Why do I allow it?  Parents these days (myself especially) feel like kids need so many opportunities in order to be well-rounded. What should I do to safeguard our time?  Is this just the way it is with older kids?

 I cannot believe that a smile and shrug is the solution.

What is the limit?  How do you know when to say no?  How do you know *how* to say no?

My excuses:

1) We aren't as busy as others.  This is an insidious excuse.  It compares us with others and finds that we are further along in our relinquishing of activities.  Because we are closer to balance, we are okay.  But comparison is not how we are to make decisions.

2) We are at home so much of their education.  They need these activities to learn to interact in formal social situations/work together in groups/produce music, etc., that cannot be done alone.  This is legit, so the question becomes how *much* of this is needed?

3)  I get tired of being the only one instructing them.  I love having other teachers come alongside and encourage and admonish, adding their voices to mine.  I gain strength from this.

4)  They love people and get stir crazy at home.  You should see how they look forward to their time with friends.  They just love their friends so much.  And these are good kids.  I like the people they work and play with.  We should invite people over more.  Then we could stay home and the kids could still enjoy their people.

5) Kids need many opportunities in order to become well-rounded.  How much of this is true and how much is a lie of the ever-increasing competitive, measuring-stick-happy society we live in?  Two things-- this is easily carried to ridiculous extremes, as illustrated by this essay written by a bright and snarky high schooler.  This kid has our number.  Weak as we are, we need more young people willing to declare the emperor has no clothes.  The other thing is a quote from Charlotte Mason, which I have hanging on my wall, and which is not enough to keep me from sacrificing my children on the altar of busy-ness:

We are steadfast to the affinities we take hold of, till death do us part, or longer. And here let me say a word as to the 'advantages' (?) which London offers in the way of masters and special classes. I think it is most often the still pool which the angel comes down to trouble: a steady unruffled course of work without so-called advantages lends itself best to that 'troubling' of the angel––the striking upon us of what Coleridge calls 'the Captain Idea,' which initiates a tie of affinity. -- Volume 3, page 212
I look at my kids.  They will not have everything.  No matter what I do, they will not have everything.  What are the most important things?
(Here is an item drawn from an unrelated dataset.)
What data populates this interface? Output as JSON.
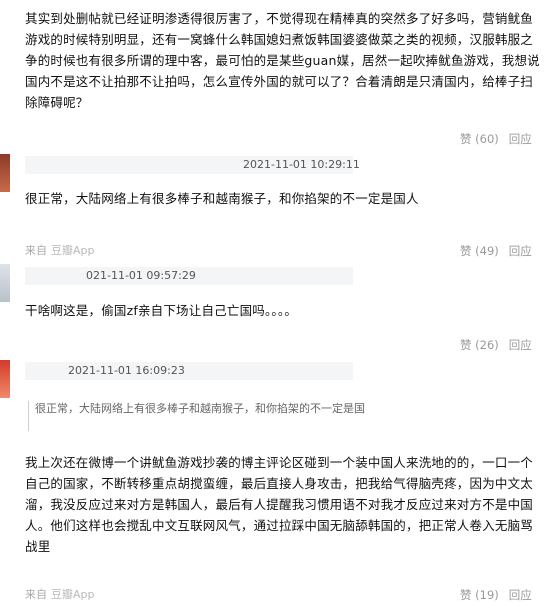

6) I hate saying no to my kids.  I would rather they make right choices themselves.  I talk and talk, trying to lead them to no on their own.  This sounds good, but I mainly do this because I hate saying no.  And it does not always work.  And sometimes we need to bump up against a 'no' so we can get used to submitting to a superior when we disagree.

As I look at the graveyard of this weekend's opportunities, I still do not know which of them should have been refused.  Probably the orchestra performance, which was optional, and they had already performed once this week.  We could have skipped the Messiah sing, which only comes once per year.  I would hate to skip that.  Soul food, you know.  If I had said no to the Christmas party, I might have had a revolt on my hands.  Cotillion happens every month, but only once every month, and they love it.  Plus, they are learning etiquette and manners, the almost-forgotten grace of accepting the help of a gentleman at table and on the dance floor.  Church is a non-question-- of course we would never skip church.  The play outing was sister time for one of my girls and her oldest sister.  And the rehearsal was a requirement that only comes twice per month.  You can't skip rehearsals when you are in production.  We could have said no to the entire production, of course.  But it is only once every two weeks.  Feeding the drama monster with an activity once every two weeks... seems like a nice compromise.

And that is how we arrived at the activities.  It's so easy to reason these things out.  Sheesh.  I still have no answers.

Everything was cancelled this weekend.  The girls have slid, put together puzzles, played darts, renewed friendships in the neighborhood... also watched movies, pinned things on Pinterest, visited their friends online... and we had time for their father's birthday dinner, which had been squeezed out by the above activities.  That we had squeezed out their father's birthday is unforgivable really, but his work schedule has been so unpredictable that we weren't sure when he would be available anyway.  And this is the postmodern, fragmented life.  I want to fix it and make it whole.  I don't know how to do that.